I want to solve it with lists(or tuple, Dictionary, set) or collections. 我想用列表（或元组，字典，集合）或集合来解决它。 defaultdict WITHOUT USING PANDAS OR NUMPY, and I want a solution that can be applied to many gates (around 10 to 40) as well. defaultdict无需使用PANDAS或NUMPY，并且我想要一种也可以应用于许多门（大约10至40）的解决方案。

I understand there is a similar question and It helped a lot, but I still have some troubles in compiling. 我知道有一个类似的问题，它很有帮助，但是在编译时仍然有一些麻烦。 Lastly, Is there any way with using lists of columns and for loop? 最后，是否可以使用列列表和for循环？

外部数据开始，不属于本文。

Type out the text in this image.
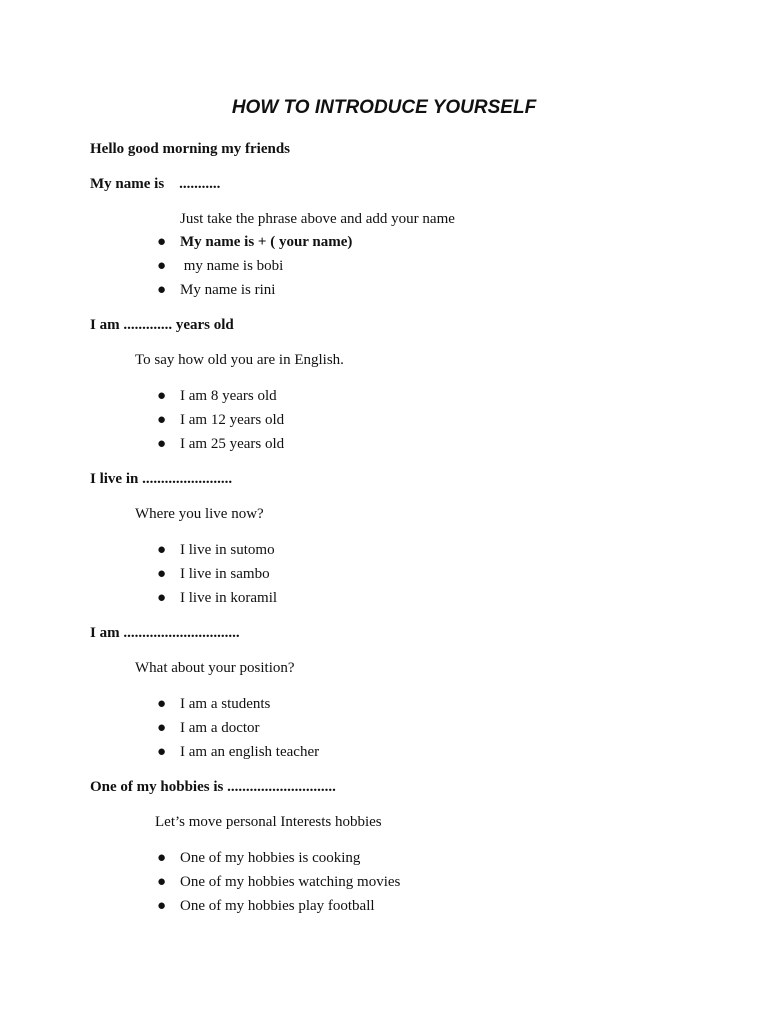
HOW TO INTRODUCE YOURSELF
Hello good morning my friends
My name is    ...........
Just take the phrase above and add your name
● My name is + ( your name)
● my name is bobi
● My name is rini
I am ............. years old
To say how old you are in English.
● I am 8 years old
● I am 12 years old
● I am 25 years old
I live in ........................
Where you live now?
● I live in sutomo
● I live in sambo
● I live in koramil
I am ...............................
What about your position?
● I am a students
● I am a doctor
● I am an english teacher
One of my hobbies is .............................
Let’s move personal Interests hobbies
● One of my hobbies is cooking
● One of my hobbies watching movies
● One of my hobbies play football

((ex) list1=[a,b,c,d],list2=[b,b,a,c,a,b,b,a,c,c,a,b]) （（ex）list1 = [a，b，c，d]，list2 = [b，b，a，c，a，b，b，a，c，c，a，b]）

what if there are some useless columns that are not related to the data but the final goal remains same? 如果有一些无用的列与数据无关，但最终目标保持不变怎么办？

thanks 谢谢

Answer 1

I'd use a Counter for this task. 我会为此使用计数器。 To keep the code simple, I'll read the data from a string. 为了简化代码，我将从字符串中读取数据。 And I'll let you figure out how to produce the output as a CSV file in the format of your choice. 然后，我将告诉您如何以您选择的格式将输出生成为CSV文件。

import csv
from collections import Counter

data = '''\
out_gate,in_gate,num_connect
a,b,1
a,b,3
b,a,2
b,c,4
c,a,5
c,b,5
c,b,3
c,a,4
d,c,2
d,c,3
d,a,1
d,b,2
'''.splitlines()

reader = csv.reader(data)
#skip header
next(reader)
# A Counter to accumulate the data
counts = Counter()

# Accumulate the data
for ogate, igate, num in reader:
    counts[ogate, igate] += int(num)

# We could grab the keys from the data, but it's easier to hard-code them
keys = 'abcd'

# Display the accumulated data
for ogate in keys:
    print(ogate, [counts[ogate, igate] for igate in keys])

output 产量

a [0, 4, 0, 0]
b [2, 0, 4, 0]
c [9, 8, 0, 0]
d [1, 2, 5, 0]

Answer 2

If I understand your problem correctly, you could try and using a nested collections.defaultdict for this: 如果我正确理解了您的问题，则可以尝试为此使用嵌套的collections.defaultdict ：

import csv
from collections import defaultdict

d = defaultdict(lambda : defaultdict(int))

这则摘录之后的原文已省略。